Salomon Women’s Sense Ride 3 Trail Running Shoe – A friend for your feet
Running shoes can be one of three things, your friend, your acquaintance, or your enemy. The friends support you, take care of you (your feet), make the run enjoyable. The acquaintances are a shoe you don’t have much of a relationship with, they’re neither good nor bad, they’re just a pair of shoes.
And I shouldn’t need to explain the enemy! Blisters, soreness… they make you never want to run again. So when it comes to the Salomon Sense Ride 3, they are 100%, my friend. They are the shoes that encourage me to go farther down the trail.
I’ve tested these in many conditions including packed snow, ice, mud, dirt roads, wet rocks, post-holing, and dry trails. I am really pleased with their versatility and how they handle all of these surfaces. They’re stiffer than the Sonic 3 Accelerate road running shoes but still softer than some of the more intense trail shoes out there.
With a 3/5 stability rating, you are not sacrificing ease of use for security. I’m not a big fan of hard-soled shoes, so the 5/5 cushion rating is one of my favorite aspects of these. Instead of your heels coming down to meet a hard surface, especially running downhill, the cushion helps absorb the impact.
Since these are inspired by road running shoes, I have really enjoyed my soft dirt road runs in these. They offer the cushion that is required but still not so aggressive that you can’t enjoy the simple surface of the road. Running through the woods in the North East, I ended up in a lot of wet terrains.
Their tread handled the wet rocks and streams really well but didn’t excel on wet logs. I can’t be too critical in that department because I have never seen a pair of shoes that can handle wet logs, but it is something to be aware of. So, in general, when it comes to the Sense Ride 3 tread, the full rubber Contagrip® outsole gives you great purchase on a variety of surfaces making moving forward a breeze.

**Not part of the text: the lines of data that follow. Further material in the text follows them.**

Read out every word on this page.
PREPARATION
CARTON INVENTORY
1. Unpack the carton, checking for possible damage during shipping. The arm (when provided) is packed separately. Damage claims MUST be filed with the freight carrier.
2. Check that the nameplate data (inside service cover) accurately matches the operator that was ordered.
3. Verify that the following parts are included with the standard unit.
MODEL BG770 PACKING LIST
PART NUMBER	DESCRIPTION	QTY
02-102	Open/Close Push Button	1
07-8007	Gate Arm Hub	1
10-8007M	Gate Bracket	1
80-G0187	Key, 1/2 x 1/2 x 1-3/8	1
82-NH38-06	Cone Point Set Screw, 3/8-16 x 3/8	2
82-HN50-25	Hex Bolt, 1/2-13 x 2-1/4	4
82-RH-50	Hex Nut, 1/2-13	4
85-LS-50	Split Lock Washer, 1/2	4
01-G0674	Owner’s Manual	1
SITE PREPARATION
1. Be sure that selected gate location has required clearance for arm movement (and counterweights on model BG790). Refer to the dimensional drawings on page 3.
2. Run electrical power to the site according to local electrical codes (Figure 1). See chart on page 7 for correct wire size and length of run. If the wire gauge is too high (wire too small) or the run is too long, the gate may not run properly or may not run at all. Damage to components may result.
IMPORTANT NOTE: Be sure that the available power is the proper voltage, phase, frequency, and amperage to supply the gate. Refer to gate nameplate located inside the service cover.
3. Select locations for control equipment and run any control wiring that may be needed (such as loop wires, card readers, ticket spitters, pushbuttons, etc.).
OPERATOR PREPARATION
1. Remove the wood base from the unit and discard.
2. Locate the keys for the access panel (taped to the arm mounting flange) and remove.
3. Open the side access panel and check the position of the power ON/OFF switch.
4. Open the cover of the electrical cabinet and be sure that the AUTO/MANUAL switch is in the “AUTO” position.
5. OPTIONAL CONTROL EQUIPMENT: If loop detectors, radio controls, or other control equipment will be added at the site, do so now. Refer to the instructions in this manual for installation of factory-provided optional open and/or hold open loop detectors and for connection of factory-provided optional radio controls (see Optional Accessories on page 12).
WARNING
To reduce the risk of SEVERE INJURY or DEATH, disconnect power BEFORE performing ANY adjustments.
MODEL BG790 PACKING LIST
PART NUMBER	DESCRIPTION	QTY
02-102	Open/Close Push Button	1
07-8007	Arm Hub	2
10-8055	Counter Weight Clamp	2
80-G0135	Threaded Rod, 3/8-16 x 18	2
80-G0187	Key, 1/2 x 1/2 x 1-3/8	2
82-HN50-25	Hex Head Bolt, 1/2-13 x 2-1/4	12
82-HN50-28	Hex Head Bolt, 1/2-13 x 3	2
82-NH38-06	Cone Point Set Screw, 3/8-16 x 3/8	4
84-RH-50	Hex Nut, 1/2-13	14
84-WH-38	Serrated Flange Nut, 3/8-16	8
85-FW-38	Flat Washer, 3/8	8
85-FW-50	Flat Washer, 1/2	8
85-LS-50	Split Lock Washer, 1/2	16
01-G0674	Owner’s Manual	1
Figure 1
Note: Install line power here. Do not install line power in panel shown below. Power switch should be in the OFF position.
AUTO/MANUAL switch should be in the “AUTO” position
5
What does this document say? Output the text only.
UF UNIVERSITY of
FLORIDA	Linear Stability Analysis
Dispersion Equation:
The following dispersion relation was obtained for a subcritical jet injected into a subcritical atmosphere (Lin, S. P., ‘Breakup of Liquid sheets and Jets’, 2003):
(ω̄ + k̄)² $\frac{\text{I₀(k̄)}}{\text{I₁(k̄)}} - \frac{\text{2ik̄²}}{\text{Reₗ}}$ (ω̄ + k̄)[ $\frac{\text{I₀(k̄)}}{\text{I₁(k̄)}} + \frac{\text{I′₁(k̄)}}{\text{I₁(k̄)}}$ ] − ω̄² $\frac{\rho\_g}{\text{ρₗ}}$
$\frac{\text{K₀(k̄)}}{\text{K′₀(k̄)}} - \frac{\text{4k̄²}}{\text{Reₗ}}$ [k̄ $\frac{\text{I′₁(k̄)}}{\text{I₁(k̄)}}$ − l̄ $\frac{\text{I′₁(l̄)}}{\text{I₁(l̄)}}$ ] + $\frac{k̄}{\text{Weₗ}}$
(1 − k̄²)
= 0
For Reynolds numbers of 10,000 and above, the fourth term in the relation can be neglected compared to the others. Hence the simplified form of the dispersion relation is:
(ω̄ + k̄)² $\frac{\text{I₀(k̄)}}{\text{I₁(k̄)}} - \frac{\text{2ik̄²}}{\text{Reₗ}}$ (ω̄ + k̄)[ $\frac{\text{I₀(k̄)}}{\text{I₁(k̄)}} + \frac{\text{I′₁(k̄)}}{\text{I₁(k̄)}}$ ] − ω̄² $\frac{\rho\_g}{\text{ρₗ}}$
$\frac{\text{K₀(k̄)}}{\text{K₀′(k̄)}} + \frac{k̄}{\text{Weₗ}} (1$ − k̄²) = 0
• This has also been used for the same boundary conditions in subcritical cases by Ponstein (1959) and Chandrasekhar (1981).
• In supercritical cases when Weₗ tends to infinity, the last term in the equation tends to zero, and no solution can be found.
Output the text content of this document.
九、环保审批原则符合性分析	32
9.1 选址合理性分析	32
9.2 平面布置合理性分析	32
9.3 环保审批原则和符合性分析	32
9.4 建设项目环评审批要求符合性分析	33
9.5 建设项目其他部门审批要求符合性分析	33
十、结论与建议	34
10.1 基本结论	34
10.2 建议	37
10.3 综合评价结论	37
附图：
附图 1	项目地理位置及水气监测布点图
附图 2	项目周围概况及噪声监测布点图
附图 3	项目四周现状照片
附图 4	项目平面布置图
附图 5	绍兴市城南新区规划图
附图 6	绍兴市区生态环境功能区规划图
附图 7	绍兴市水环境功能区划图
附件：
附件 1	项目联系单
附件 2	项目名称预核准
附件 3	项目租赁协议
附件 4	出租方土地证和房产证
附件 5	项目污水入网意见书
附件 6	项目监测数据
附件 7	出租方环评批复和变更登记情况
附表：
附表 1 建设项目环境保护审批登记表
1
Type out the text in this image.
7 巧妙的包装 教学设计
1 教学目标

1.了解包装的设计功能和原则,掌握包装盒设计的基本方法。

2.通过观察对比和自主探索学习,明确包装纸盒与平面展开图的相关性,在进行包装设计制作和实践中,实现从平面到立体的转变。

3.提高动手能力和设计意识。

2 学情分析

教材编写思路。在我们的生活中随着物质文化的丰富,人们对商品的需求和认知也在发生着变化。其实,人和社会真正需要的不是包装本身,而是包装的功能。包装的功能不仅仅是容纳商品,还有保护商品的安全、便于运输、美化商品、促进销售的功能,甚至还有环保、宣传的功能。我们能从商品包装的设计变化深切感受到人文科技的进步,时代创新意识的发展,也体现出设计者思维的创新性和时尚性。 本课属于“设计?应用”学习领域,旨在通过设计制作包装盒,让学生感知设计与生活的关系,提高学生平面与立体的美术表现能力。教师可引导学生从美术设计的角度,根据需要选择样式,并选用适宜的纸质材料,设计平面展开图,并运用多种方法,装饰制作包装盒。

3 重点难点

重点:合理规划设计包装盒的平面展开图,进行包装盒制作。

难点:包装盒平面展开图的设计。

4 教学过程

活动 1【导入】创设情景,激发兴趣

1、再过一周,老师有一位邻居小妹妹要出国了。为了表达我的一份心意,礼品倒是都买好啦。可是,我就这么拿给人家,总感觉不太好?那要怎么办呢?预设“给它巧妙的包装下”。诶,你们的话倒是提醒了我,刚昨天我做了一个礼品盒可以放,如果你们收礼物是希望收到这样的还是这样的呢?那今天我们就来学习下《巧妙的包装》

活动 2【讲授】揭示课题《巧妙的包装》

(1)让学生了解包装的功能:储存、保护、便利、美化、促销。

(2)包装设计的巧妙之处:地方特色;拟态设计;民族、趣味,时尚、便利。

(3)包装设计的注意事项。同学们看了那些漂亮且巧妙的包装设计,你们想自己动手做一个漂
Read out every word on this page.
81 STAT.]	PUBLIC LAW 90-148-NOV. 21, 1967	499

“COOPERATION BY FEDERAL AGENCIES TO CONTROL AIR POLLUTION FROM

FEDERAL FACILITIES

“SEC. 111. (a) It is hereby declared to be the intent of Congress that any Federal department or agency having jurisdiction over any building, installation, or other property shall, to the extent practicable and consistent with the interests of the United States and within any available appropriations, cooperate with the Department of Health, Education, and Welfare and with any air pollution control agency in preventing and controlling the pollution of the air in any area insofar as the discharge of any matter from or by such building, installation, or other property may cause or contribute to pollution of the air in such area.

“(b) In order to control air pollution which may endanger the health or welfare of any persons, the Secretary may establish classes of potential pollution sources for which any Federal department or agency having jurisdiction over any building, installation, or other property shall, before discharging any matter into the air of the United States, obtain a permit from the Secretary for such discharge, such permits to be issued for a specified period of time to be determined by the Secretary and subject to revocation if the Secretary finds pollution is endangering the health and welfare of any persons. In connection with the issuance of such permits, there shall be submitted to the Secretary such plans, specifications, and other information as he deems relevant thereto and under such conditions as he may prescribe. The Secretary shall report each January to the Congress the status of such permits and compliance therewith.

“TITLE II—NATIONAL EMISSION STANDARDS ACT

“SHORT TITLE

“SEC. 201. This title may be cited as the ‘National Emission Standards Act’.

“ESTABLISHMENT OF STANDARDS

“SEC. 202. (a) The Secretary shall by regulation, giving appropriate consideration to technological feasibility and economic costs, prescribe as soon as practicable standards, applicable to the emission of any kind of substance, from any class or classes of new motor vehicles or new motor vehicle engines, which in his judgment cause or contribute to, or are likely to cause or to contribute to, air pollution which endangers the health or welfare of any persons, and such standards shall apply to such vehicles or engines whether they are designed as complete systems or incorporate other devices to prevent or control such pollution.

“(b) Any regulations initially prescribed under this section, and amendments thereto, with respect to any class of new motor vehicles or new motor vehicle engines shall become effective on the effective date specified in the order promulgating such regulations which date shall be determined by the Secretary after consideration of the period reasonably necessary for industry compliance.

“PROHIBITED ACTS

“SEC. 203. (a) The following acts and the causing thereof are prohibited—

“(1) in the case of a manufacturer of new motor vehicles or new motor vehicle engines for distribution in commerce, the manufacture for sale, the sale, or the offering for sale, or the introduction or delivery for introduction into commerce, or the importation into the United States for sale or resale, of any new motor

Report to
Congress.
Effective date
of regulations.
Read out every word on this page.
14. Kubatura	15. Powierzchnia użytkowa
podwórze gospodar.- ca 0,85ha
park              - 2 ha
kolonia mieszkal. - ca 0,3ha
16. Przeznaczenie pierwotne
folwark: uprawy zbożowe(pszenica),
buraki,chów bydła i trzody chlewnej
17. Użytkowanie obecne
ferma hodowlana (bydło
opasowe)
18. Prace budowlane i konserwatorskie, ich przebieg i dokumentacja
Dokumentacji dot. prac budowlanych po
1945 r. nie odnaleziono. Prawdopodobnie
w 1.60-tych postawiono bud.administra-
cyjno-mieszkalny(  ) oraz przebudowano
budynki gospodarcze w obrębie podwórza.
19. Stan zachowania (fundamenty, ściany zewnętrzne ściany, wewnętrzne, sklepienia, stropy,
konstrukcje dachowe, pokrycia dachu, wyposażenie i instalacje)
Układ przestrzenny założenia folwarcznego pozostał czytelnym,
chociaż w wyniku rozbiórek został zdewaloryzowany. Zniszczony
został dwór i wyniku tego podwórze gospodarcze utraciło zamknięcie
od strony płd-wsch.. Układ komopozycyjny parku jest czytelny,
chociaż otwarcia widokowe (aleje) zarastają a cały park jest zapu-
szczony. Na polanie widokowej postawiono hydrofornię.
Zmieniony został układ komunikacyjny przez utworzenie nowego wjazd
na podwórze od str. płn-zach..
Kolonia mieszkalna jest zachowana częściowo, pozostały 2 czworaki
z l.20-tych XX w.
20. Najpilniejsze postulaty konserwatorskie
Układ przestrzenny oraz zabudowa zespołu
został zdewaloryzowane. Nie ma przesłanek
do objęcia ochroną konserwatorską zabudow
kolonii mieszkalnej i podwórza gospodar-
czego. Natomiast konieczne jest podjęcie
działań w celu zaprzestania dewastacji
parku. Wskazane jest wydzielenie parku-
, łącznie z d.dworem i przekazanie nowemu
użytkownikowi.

The upper consists of mesh which keeps debris out and cool air circulating through the shoe. I have found this feature to be effective for both of these things. With all the puddles I have run through, my socks may be wet but they’re not covered in dirt and my feet don’t completely overheat.
The Quicklace™ lacing system is super convenient and makes putting on and taking off your shoes easy. Although I’m confident that if you’re reading this you probably know how to tie your shoes, it is convenient to just bend down and move the toggle. But what’s different between the Quicklace and shoelace system is their reliability.
These have never loosened on me during a run, they stay put and provide an even tightness throughout my whole foot. The only issue I have with this system, and with the whole shoe for that matter, is the little pocket you are supposed to put the extra laces in. Unfortunately, the pocket sits right underneath your tight laces so there is no way you can put anything in there. It’s a small issue, but kind of inconvenient. The extra laces bounce due to the rubber piece on the end so I just shove them under the tightened laces on top of my arch.
Salomon Women’s Sense Ride 3 Trail Running Shoe Review
The Salomon Sense Ride 3 has been a total dream to run in. They haven’t shown any signs of wear, there was no break-in period, no blisters, they provide ample cushion and yet still have stability. They really do it all. And for $120 I’d say these are a total no-brainer.
Growing up snowboarding and hiking in the bitter cold winters and humid summers of northern Vermont, Eliza learned how to beat up gear and quickly became infatuated with new technologies. After moving to Colorado in 2015 to pursue a degree in recreation and outdoor education at Western Colorado University, her passion for the outdoors grew exponentially. Soon after, she picked up rock climbing, telemark skiing, backpacking, canyoneering, and is slowly learning to love rafting. Through these learning processes, Eliza began to understand the importance of the right gear and hopes to share her experiences and knowledge with others through Engearment.
Now working for Beacon Guidebooks as the ‘Wearer of Many Hats’ (yes, that is her official title), Eliza has learned the ins and outs of the outdoor industry. She has also worked on marketing teams, as a photographer, media coordinator, outdoor instructor and as a wrangler. She is especially excited to encourage other women in the outdoors and is an advocate for diversity and inclusion.